Vertragsstrafen wegen Schlecht- oder Minderleistungen
Klein hatte außerdem wissen wollen, ob sich Ausfälle wie auch der Einsatz nicht-behindertengerechte Fahrzeuge finanziell auswirken. „Im Falle von Schlecht- oder Minderleistungen sehen alle Verkehrsverträge Minderungen und Vertragsstrafen vor“, erläutert das Ministerium. Zugausfälle, die auf fehlendes Personal oder defekte Fahrzeuge zurückzuführen seien, würden sanktioniert: „Das betreffende Eisenbahnverkehrsunternehmen erhält zunächst keinen Zuschuss, weil die Leistung nicht erbracht wurde. Im zweiten Schritt wird eine je nach Verkehrsvertrag festgelegte Vertragsstrafe erhoben.“ Parallel dazu müsse das Unternehmen die Stornokosten für die nicht genutzten Trassen und Stationshalte tragen.

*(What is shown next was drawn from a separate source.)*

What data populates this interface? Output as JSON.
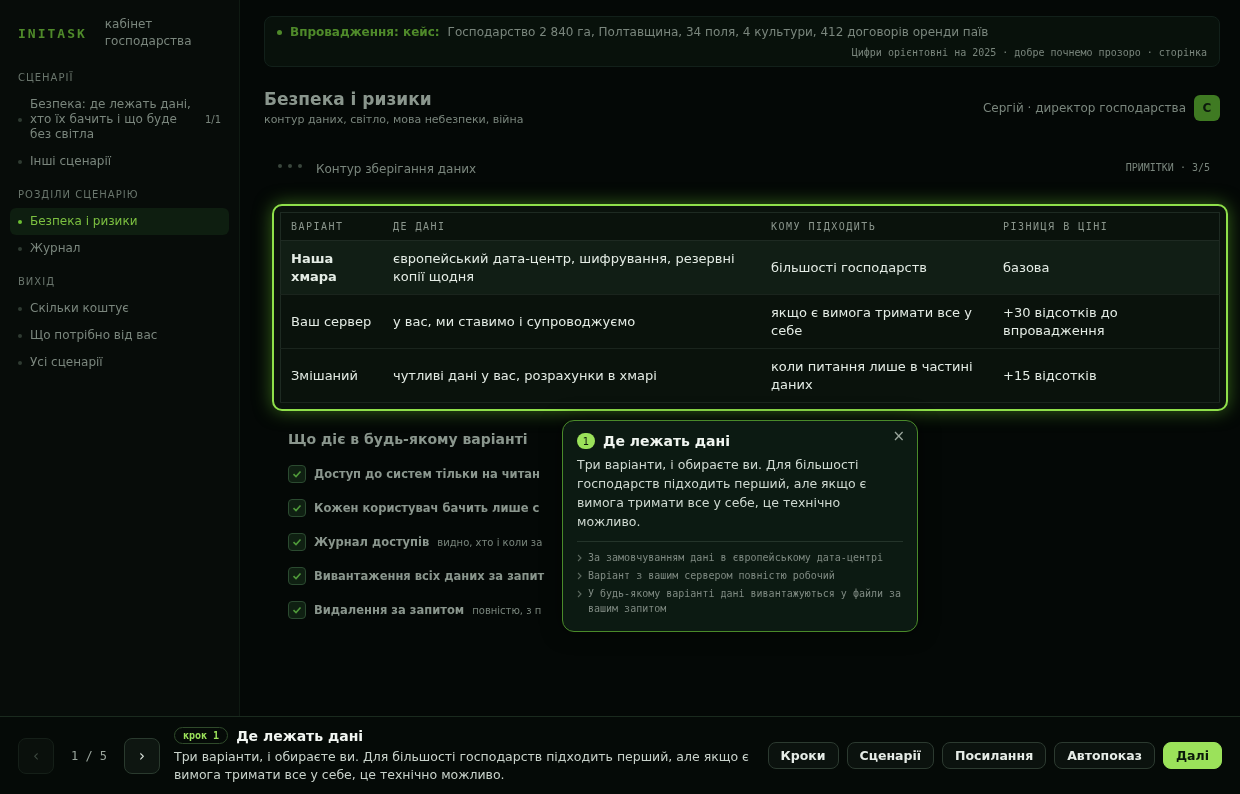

Auch für Verletzungen der vertraglich festgelegten Fahrzeugstandards (beispielsweise Barrierefreiheit) werden Vertragsstrafen verhängt. Die Minderungen und Vertragsstrafen würden nicht speziell geltend gemacht, sondern routinemäßig im Rahmen der Jahresschlussrechnungen mit dem ZÖPNV Süd „von den zu zahlenden Zuschüssen in Abzug gebracht“. Um welche Summen es sich dabei handelt, wurde in der Antwort zur Kleinen Anfrage nicht aufgelistet.
Info
Anlässlich des Fußballspiels 1. FC Kaiserslautern – Karlsruher SC am 07. Dezember 2024, werden durch den Zweckverband ÖPNV Rheinland-Pfalz Süd wieder zusätzliche Züge sowie eine Erhöhung der Platzkapazitäten finanziert. So wird am Samstag die Zugverbindung ab Kusel um 9.20 Uhr (RB 12863) bis Kaiserslautern Hauptbahnhof verlängert. Dieser Zug fährt mit allen Zwischenhalten bis Landstuhl und dann ohne Zwischenhalt nach Kaiserslautern (Ankunft 10.33 Uhr). In Richtung Kusel gibt es einen Zusatzzug für die Rückfahrt um 16.40 Uhr.
Für die Verbindungen aus Lauterecken sind zusätzliche Kapazitäten bei den regulär verkehrenden Zügen vorgesehen. Allerdings ist nicht auszuschließen, dass diese Züge, sowie am Freitag, aufgrund der akuten Personalknappheit sowohl bei DB Regio als auch DB InfraGo, kurzfristig ausfallen, teilt der Zweckverband ÖPNV Rheinland-Pfalz Süd mit.